Discours du pape François :

Chers frères et sœurs,

Je suis heureux de vous accueillir en tant que représentants d’un projet auquel je m’intéresse sincèrement depuis longtemps. A chacun d’entre vous j’adresse mes cordiales salutations et je remercie en particulier le coordinateur, le Professeur Louis Bruni pour ses aimables paroles. Je remercie également pour les témoignages.

Économie et communion. Deux mots que la culture actuelle garde bien séparés les considérant souvent comme opposés. Deux mots qu’au contraire vous avez unis, accueillant l’invitation que vous a adressée Chiara Lubich il y a vingt-cinq ans, au Brésil, quand, face au scandale de l’inégalité dans la ville de Sao Paulo, elle a demandé aux entrepreneurs de devenir des promoteurs de communion. Vous invitant à être créatifs, compétents, mais pas seulement cela. L’entrepreneur est vu par vous en tant que promoteur de communion. En mettant dans l’économie le bon germe de la communion, vous avez introduit un profond changement dans la manière de voir et de vivre l’entreprise. Non seulement l’entreprise ne peut pas détruire la communion entre les personnes, mais elle peut l’édifier, elle peut la promouvoir. Par votre vie, vous montrez que l’économie et la communion deviennent plus belles quand elles sont jointes. L’économie est certainement plus belle, mais plus belle aussi la communion, parce que la communion spirituelle des cœurs est encore plus pleine quand elle devient communion des biens, des talents et des profits.

En réfléchissant à votre engagement, aujourd’hui, je voudrais vous dire trois choses.

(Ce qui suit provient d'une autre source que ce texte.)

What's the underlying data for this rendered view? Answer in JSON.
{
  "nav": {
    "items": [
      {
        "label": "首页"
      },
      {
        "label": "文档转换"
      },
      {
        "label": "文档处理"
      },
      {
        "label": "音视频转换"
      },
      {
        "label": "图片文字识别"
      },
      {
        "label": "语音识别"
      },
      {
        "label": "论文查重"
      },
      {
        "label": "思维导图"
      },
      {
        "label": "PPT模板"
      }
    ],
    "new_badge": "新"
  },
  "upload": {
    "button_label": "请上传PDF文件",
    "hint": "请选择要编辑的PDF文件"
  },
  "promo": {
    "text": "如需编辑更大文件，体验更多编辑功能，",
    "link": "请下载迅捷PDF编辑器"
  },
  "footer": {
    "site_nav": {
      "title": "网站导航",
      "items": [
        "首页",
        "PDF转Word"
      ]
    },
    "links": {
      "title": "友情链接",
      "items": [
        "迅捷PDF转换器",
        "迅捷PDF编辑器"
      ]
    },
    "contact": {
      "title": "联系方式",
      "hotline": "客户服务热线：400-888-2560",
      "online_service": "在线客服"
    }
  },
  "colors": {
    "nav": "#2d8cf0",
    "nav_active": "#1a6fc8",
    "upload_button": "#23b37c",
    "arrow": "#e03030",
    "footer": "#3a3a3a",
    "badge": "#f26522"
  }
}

La première concerne l’argent. Il est très important qu’au centre de l’économie de communion il y ait la communion de vos bénéfices. L’économie de communion c’est aussi la communion des profits, expression de la communion de la vie. J’ai souvent parlé de l’argent en tant qu’idole. La Bible nous le dit de diverses manières. Ce n’est pas par hasard que la première action publique de Jésus, dans l’Évangile de Jean, concerne les marchands chassés du temple (Cf. 2, 13-21). On ne peut pas comprendre le Royaume nouveau apporté par Jésus si l’on ne se libère pas des idoles, dont une des plus importantes est l’argent. Par conséquent, comment être des marchands que Jésus ne chasse pas ? L’argent est important, surtout s’il n’y en a pas et que de lui dépend la nourriture, l’école, l’avenir des enfants. Mais il devient une idole quand il devient la fin. L’avarice volontaire devient un vice capital, c’est un péché d’idolâtrie parce que l’accumulation de l’argent pour lui même devient la finalité de l’action. C’est justement lui, Jésus, qui donna l’attribut de « maître » à l’argent : « Personne ne peut servir deux maîtres, deux patrons ». Ils sont deux : Dieu et l’argent, l’anti-Dieu, l’idole. C’est ce qu’a dit Jésus. Deux options au même niveau. Pensez-y.

Quand le capitalisme fait de la recherche des profits son unique objectif, il risque de devenir une structure idolâtre, une forme de culte. La « déesse fortune » est toujours plus la nouvelle divinité d’une certaine finance et, par dessus tout, ce système du hasard qui est en train de détruire des milliers de familles du monde, que vous contestez à juste raison. Ce culte de l’idolâtrie est un substitut de la vie éternelle. Les produits courants (les voitures, les téléphones…) vieillissent et se consomment, mais si j’ai de l’argent ou un crédit je puis en acheter immédiatement d’autres, me donnant l’illusion de vaincre la mort.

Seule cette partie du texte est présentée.